Dressed Sinatra-esque the Cleavers are making some good stuff that includes onions, salt, big hunks of meat and of course an assload of wine which Tony pours on like a four year old. Two hands on the hull. Zany’s New York accent was perfectly obnoxious and his facial expressions were equally so. Though Tony seemed to realize halfway through that he wuz losing the talking battle and took over once the magic appearing garlic bread showed up. Later in the week they keep it fresh with some Lawrence of Arabia nonsense that ends with Zany doing wut he does best, dancing.
Tech Tips tells us that museums r replacing paintings with big screen TVs
Two questions. How many golf tournaments can there be, and where the f*%k is Jim Cosak!!!
Solutions with Jill tells us the best way to cut up your Sudaphed for a homemade meth lab is to use pliers and to hide the smell from your parents you can boil up some flowers. But only the dying ones or mom might notice! And for those of u with a million free hours, pass the time by wiping down each leaf of your household plants with milk.

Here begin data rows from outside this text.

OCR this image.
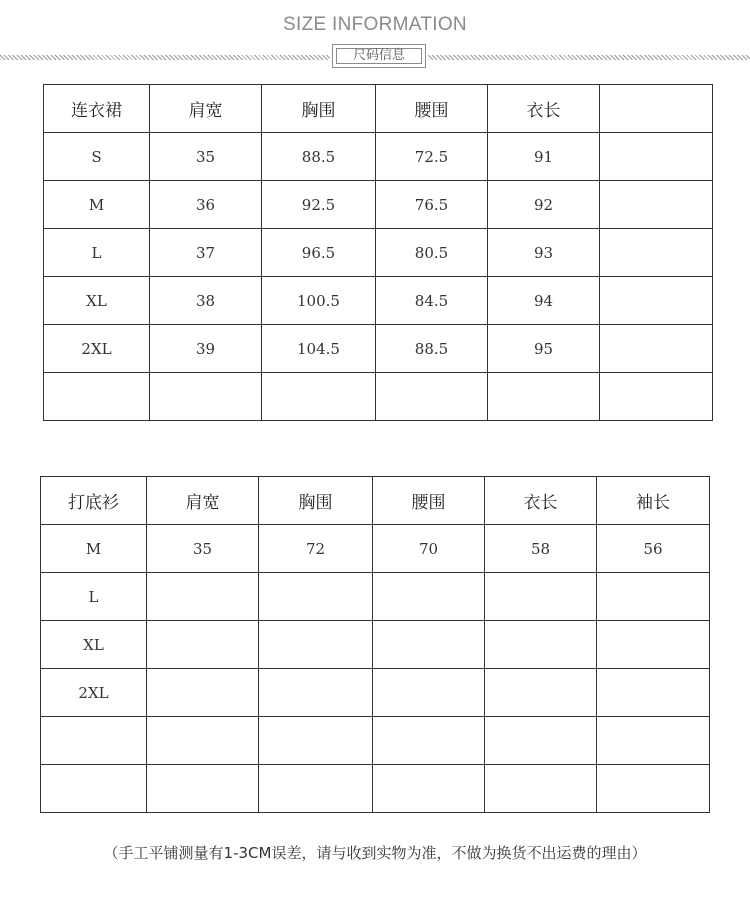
SIZE INFORMATION
尺码信息
连衣裙	肩宽	胸围	腰围	衣长	
S	35	88.5	72.5	91	
M	36	92.5	76.5	92	
L	37	96.5	80.5	93	
XL	38	100.5	84.5	94	
2XL	39	104.5	88.5	95	

打底衫	肩宽	胸围	腰围	衣长	袖长
M	35	72	70	58	56
L					
XL					
2XL					

（手工平铺测量有1-3CM误差，请与收到实物为准，不做为换货不出运费的理由）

Trivia says the oldest public school in the U.S. is the Boston Public Latin School.
Books takes a page from the marketing dept and gets SEXY, featuring a book about Dating, Mating and Manhandling, by two women with cleavage who seem to condone holding hands and having sex when YOU want it! Also, Angela Bassett is finally back on the scene with a book about soft core and a Don Cheetle look-a-like seems to be involved in some way as well. Possibly foreplay editor.
On the Ad front:
The Total Gym is still profiting from divorcees and is now making waves on Transit TV, turning fat people like Claire into less fat, but still unattractive members of society. Also, turns out I still want to have sex with Christie Brinkley even after ol’ Billy and even ol’-er Chuck Norris have had their ways. Transit TV’s targeting of the swinger demographic continues with its key party inspired hot tub ads. Sick of spending all day at the dry cleaners and not getting a degree at the same time? Well 30ed wants you! You can earn any degree you want so long as your husband says so and all while hanging with your friends at the drycleaners while 99makethemoney.com is an obvious Drew Rosenhaus bite. And finally, Quickbrite allows u to find all your husbands hidden pron without the hassle of a flashlight.
A random announcement. Transit TV is in bed with store bought flower wholesalers and tells us all not to buy flowers from the Internet. They die in like a day. However, being a really great person I’ve bought flowers online before for the sick and the loved and they lasted at least 3 days.
And on a non-programming note the Transit TV mo graph dept, along with creating amazingly realistic and useful graphics such as the logo morphing into a Swiss army knife, has done it again by biting the sh#t out of Transformers and making the logo turn into Optimus Prime. Albeit a blocky and poorly moving recreation, Optimus al the same. Make sure not to miss when he slowly flies across the screen.
Re: Where the f*#k is Jim Cosak!!! Fear not for he’s back and hatin’ on some snow, but lovin’ on some LPGA action in Honolulu, and wishing us all a great weekend!